Like a hot-water load of mixed laundry, anime on Netflix may come out of its data churn a new color. In go the numbers for Brazil on shonen, the numbers for Germany on a strong female lead, the numbers for Kentucky on anime set in medieval times. It’s easy to envision, harder to prove. Netflix’s absurd customer retention rate is a direct result of its Orwellian recommendation algorithm, which is a direct result of its ability to profile its international customer base. So while anime fans might recognize a horse-girl-idol-competition (yes) anime like Uma Musume Pretty Derby as a shameless, SEO bid for otaku attention, on Netflix, the lowest common denominator may look a little less kawaii.

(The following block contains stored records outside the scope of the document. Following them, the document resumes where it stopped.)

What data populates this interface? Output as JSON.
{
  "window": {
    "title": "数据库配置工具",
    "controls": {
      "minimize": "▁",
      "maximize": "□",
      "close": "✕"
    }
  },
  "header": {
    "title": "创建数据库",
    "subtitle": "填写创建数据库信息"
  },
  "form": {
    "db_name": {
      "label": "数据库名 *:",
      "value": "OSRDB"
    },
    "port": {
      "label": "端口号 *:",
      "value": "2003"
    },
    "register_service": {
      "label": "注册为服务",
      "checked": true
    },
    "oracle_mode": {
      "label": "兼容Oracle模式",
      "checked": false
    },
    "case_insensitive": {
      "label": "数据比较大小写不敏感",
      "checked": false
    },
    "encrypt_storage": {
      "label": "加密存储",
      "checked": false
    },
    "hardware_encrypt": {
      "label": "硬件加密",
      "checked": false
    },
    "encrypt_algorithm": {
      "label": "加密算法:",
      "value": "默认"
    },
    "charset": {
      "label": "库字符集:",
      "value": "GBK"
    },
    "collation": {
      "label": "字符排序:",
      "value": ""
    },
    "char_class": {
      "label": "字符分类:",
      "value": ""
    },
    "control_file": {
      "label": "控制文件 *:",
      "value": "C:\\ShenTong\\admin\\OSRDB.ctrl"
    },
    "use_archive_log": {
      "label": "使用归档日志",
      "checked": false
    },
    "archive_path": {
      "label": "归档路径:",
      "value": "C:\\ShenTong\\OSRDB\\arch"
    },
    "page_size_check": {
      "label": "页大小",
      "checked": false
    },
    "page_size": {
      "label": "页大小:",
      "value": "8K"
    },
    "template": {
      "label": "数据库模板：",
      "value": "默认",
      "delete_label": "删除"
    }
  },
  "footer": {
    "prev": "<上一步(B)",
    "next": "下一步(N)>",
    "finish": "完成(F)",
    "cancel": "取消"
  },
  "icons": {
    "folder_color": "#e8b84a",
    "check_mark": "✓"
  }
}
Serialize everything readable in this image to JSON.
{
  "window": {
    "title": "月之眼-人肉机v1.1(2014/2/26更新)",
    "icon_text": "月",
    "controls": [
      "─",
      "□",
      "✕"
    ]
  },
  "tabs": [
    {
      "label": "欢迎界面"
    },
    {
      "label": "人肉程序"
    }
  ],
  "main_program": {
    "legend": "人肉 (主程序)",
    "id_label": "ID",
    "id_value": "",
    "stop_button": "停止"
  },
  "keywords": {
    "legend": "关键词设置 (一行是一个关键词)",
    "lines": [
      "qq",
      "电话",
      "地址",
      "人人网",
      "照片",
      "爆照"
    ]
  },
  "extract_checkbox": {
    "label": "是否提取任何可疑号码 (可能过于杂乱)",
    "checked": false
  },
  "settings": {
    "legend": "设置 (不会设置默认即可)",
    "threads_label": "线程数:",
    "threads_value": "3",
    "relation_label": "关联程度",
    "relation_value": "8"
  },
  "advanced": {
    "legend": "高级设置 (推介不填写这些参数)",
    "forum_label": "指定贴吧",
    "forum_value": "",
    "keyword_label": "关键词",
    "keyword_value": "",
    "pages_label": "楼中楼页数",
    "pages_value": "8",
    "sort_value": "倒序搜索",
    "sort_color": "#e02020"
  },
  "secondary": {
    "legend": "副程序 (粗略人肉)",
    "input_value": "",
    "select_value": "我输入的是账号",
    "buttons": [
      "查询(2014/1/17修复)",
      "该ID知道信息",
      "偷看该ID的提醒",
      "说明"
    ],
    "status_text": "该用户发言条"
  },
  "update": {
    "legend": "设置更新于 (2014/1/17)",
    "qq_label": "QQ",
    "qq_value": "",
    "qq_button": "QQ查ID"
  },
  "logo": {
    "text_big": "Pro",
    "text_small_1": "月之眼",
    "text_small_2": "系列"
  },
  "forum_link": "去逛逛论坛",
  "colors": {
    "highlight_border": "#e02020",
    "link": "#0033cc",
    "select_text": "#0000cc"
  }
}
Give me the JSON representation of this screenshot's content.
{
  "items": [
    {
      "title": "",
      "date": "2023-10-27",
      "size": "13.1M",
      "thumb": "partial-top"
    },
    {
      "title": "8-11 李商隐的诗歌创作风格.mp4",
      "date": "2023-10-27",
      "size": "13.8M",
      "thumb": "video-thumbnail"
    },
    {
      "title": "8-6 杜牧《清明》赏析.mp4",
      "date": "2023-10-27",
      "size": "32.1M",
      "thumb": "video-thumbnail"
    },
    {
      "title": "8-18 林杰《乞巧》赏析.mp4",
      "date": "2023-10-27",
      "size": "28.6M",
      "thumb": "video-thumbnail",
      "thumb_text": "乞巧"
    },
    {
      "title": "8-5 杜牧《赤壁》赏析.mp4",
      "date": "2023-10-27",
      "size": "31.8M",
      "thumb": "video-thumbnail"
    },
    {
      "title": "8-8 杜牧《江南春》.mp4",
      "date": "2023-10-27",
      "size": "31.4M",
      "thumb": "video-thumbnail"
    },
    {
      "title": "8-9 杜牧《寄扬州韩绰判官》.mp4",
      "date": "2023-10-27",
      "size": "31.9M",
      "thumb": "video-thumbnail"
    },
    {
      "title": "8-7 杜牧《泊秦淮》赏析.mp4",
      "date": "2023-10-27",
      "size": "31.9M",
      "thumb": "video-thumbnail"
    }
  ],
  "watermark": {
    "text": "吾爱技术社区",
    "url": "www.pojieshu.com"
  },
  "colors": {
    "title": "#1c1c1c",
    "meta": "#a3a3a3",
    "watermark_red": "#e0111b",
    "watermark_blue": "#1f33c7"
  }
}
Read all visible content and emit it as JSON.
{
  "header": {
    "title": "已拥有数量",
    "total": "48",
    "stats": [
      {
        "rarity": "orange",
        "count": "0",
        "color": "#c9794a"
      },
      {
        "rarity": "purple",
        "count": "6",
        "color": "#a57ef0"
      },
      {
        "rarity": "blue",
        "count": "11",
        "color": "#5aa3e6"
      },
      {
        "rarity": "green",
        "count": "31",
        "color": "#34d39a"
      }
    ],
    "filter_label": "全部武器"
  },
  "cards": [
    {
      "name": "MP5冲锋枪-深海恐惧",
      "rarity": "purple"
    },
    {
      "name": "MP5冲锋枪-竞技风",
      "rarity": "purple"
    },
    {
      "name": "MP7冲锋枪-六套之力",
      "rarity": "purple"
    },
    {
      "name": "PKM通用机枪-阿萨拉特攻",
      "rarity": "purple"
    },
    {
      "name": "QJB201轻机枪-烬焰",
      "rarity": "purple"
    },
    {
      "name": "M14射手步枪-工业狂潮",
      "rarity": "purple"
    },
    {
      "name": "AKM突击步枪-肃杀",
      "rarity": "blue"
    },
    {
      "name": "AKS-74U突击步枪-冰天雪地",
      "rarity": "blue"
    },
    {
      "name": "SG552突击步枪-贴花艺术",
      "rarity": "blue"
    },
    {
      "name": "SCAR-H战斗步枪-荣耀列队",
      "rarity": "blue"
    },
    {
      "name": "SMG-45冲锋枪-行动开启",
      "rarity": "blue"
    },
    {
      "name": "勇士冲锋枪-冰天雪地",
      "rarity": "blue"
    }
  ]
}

Netflix, put simply, will make anime less Japanese. It can introduce Japanese writers to Australian directors. It can broker deals between Canadian writers and Japanese manga artists, Chinese background artists and German composers. And it can shoulder the risk. “We’re acting as a hub,” Sakurai says. “I know several Japanese animation studios that have long wanted to work with Western writers, but they didn’t know who to reach out to, how to negotiate with agents. They got afraid of contractual deal terms with a Hollywood agent.”

Toward the end of our interview, Sakurai talks about how Netflix has been poaching artists from a French institute to make anime. I tell him it’s all very interesting—the internationalization of anime by this big, tech-driven media conglomerate—because, in America, a lot of people watch anime to escape, maybe to Japan, or some otaku vision for it. Japan is a different country with a different culture. Its media might resonate on a visceral, human level, but sometimes, in a welcome turn, nothing about an anime will remind me of my life at all. “Oh wow,” Sakurai says, as if he’s never considered that possibility.

A quirk of good art is that a love story involving a 3,000-year-old demon and a 16-year-old high schooler with cat ears might get you through a breakup when Bridget Jones’s Diary cannot. In the US, anime is still an outsider’s medium, an escapist vehicle. In time, Netflix may discover that nobody really wants what everybody wants.